Duane Mellor, lead for nutrition and evidence-based medicine at Aston University, says nutrition scientists cannot prove specific foods are good or bad or what effect they have on an individual. They can only show potential benefits or risks.
“The data does not show any more or less,” he says. Claims to the contrary are “poor science”, he says.
Another option would be to look at the effect of common food additives present in UPFs on a lab model of the human gut – which is something scientists are busy doing.
There’s a wider issue, however – the amount of confusion around what actually counts as UPFs.
Generally, they include more than five ingredients, few of which you would find in a typical kitchen cupboard.
Instead, they’re typically made from cheap ingredients such as modified starches, sugars, oils, fats and protein isolates. Then, to make them more appealing to the tastebuds and eyes, flavour enhancers, colours, emulsifiers, sweeteners, and glazing agents are added.
They range from the obvious (sugary breakfast cereals, fizzy drinks, slices of American cheese) to the perhaps more unexpected (supermarket humous, low-fat yoghurts, some mueslis).
And this raises the questions: how helpful is a label that puts chocolate bars in the same league as tofu? Could some UPFs affect us differently to others?
In order to find out more, BBC News spoke to the Brazilian professor who came up with the term “ultra-processed food” in 2010.
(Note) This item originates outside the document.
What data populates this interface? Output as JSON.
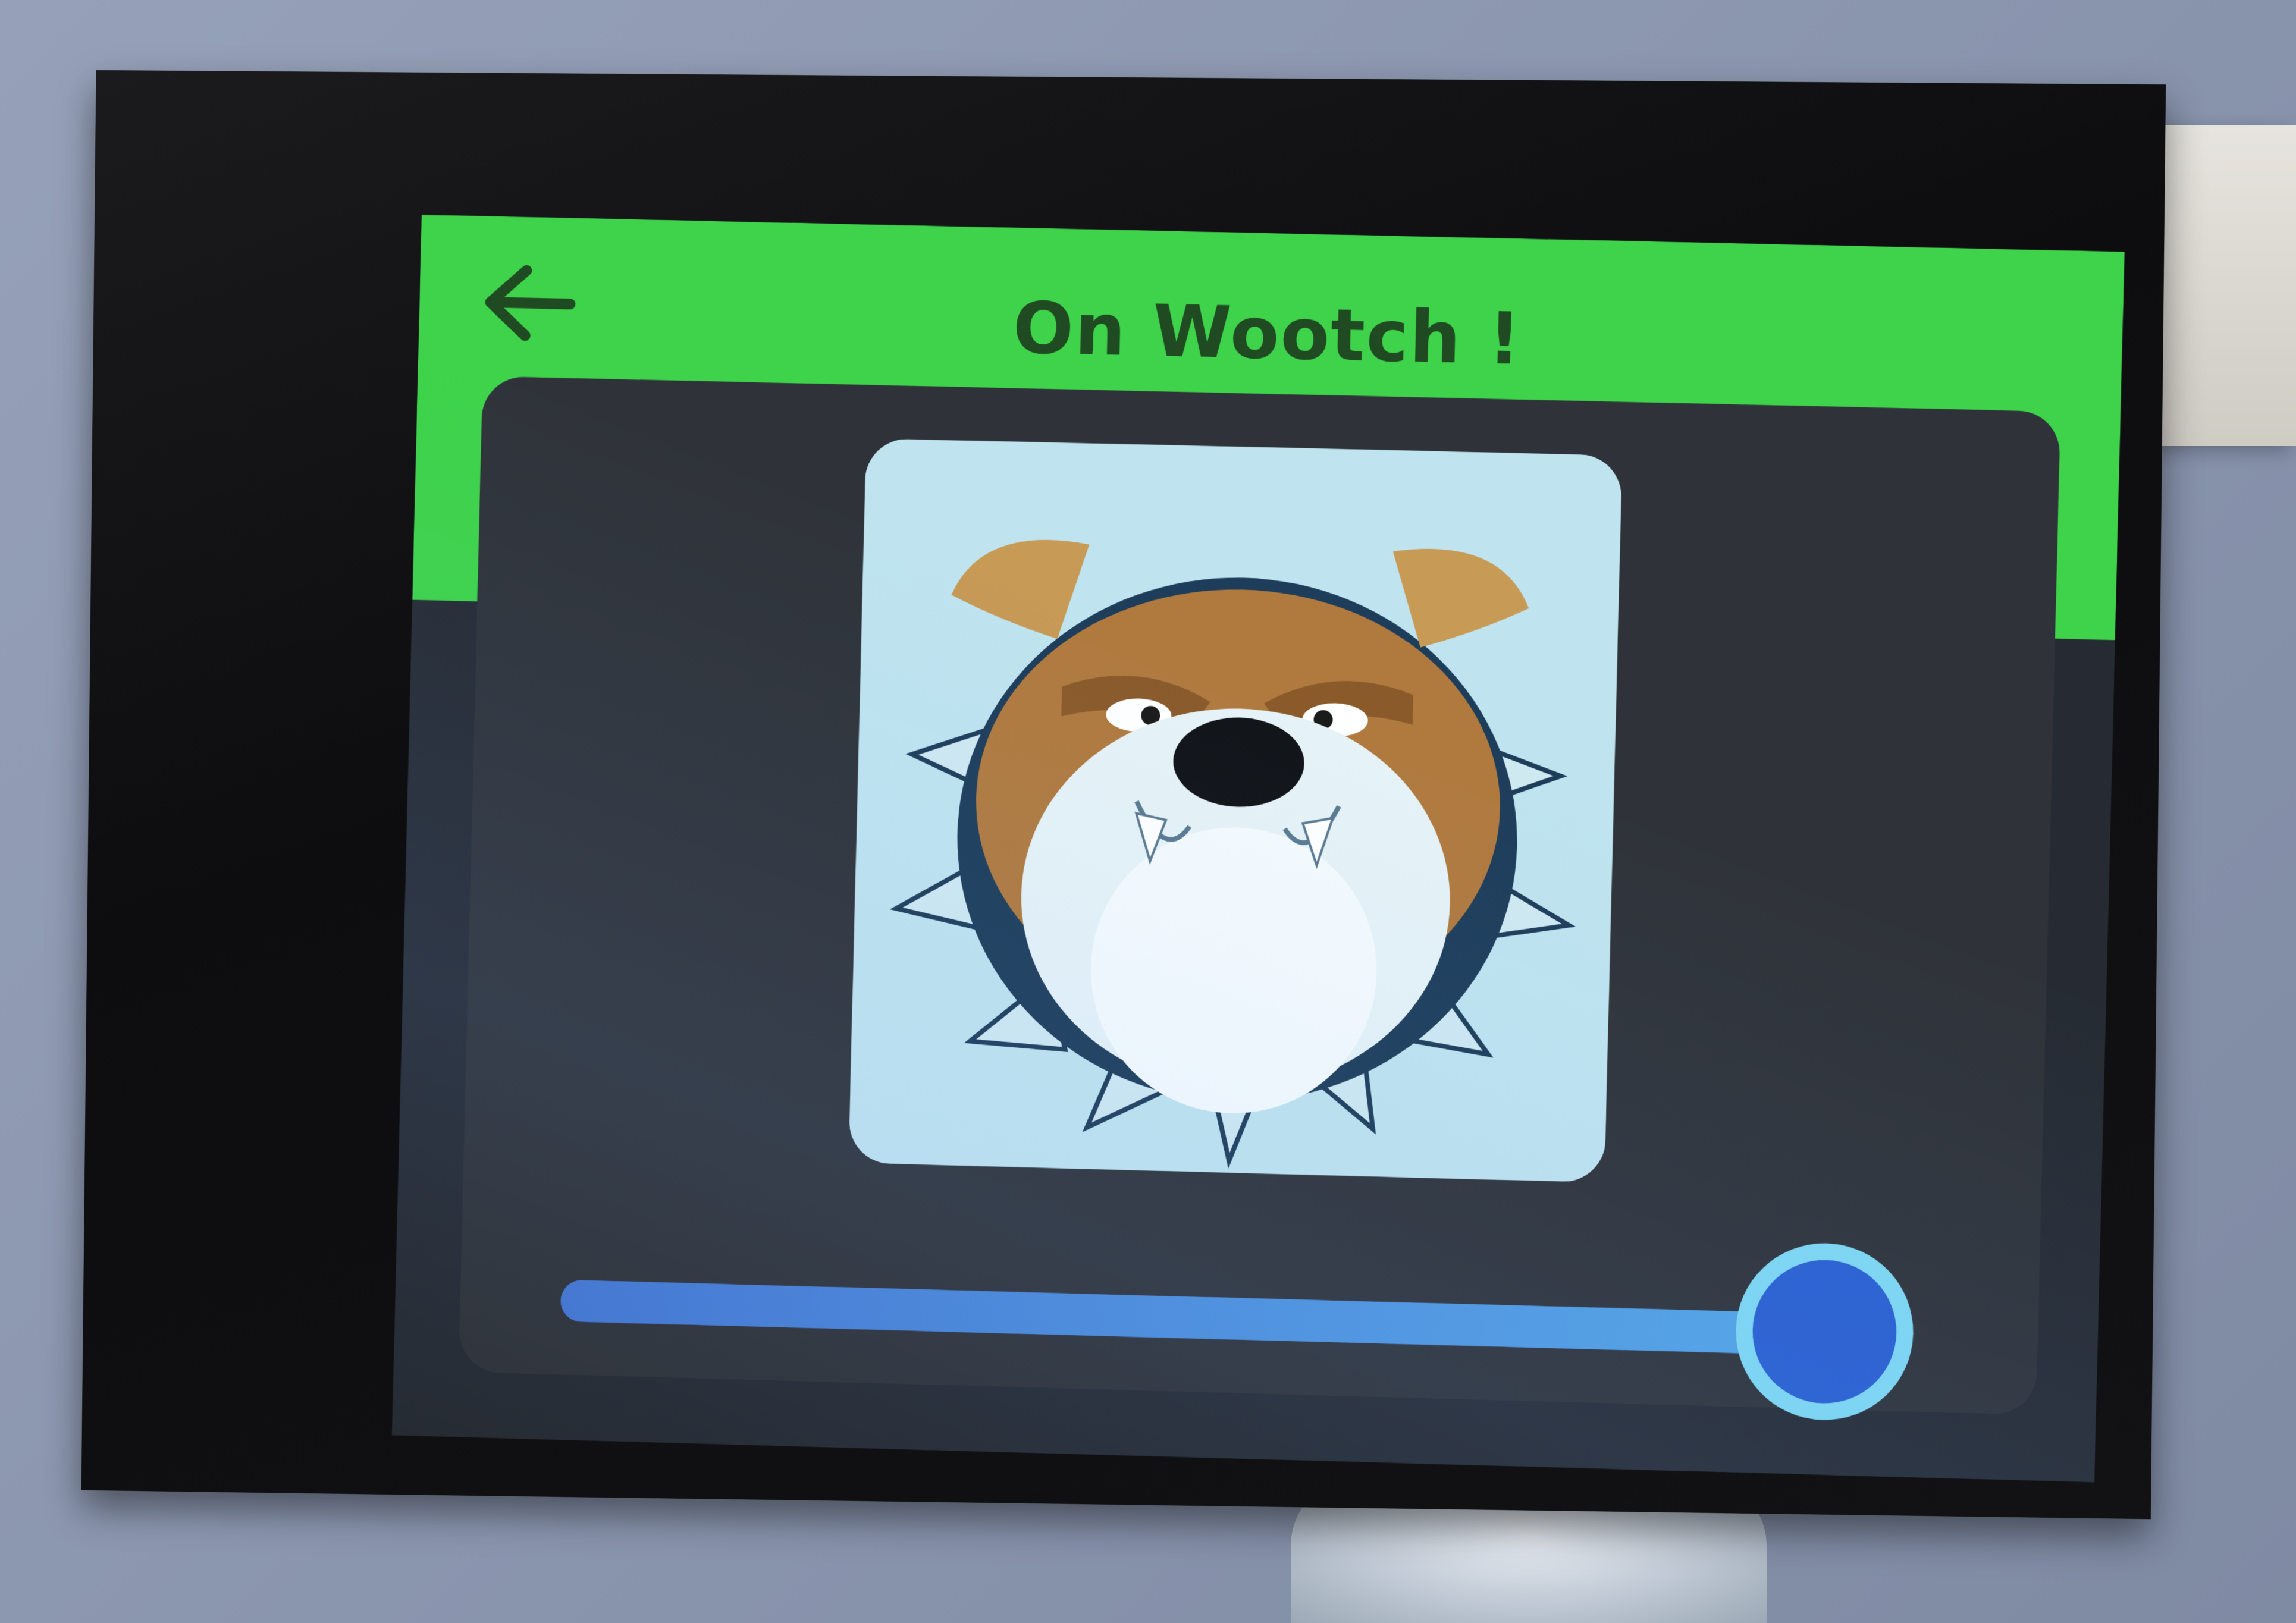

Prof Carlos Monteiro also developed the Nova classification system, which ranges from “whole foods” (such as legumes and vegetables) at one end of the spectrum, via “processed culinary ingredients” (such as butter) then “processed foods” (things like tinned tuna and salted nuts) all the way through to UPFs.
The system was developed after obesity in Brazil continued to rise as sugar consumption fell, and Prof Monteiro wondered why. He believes our health is influenced not only by the nutrient content of the food we eat, but also through the industrial processes used to make it and preserve it.
He says he didn’t expect the current huge attention on UPFs but he claims “it’s contributing to a paradigm shift in nutrition science”.
However, many nutritionists say the fear of UPFs is overheated.
Gunter Kuhnle, professor of nutrition and food science at the University of Reading, says the concept is “vague” and the message it sends is “negative”, making people feel confused and scared of food.
It’s true that currently, there’s no concrete evidence that the way food is processed damages our health.
Processing is something we do every day – chopping, boiling and freezing are all processes, and those things aren’t harmful.
And when food is processed at scale by manufacturers, it helps to ensure the food is safe, preserved for longer and that waste is reduced.
Take frozen fish fingers as an example. They use up leftover bits of fish, provide kids with some healthy food and save parents time – but they still count as UPFs.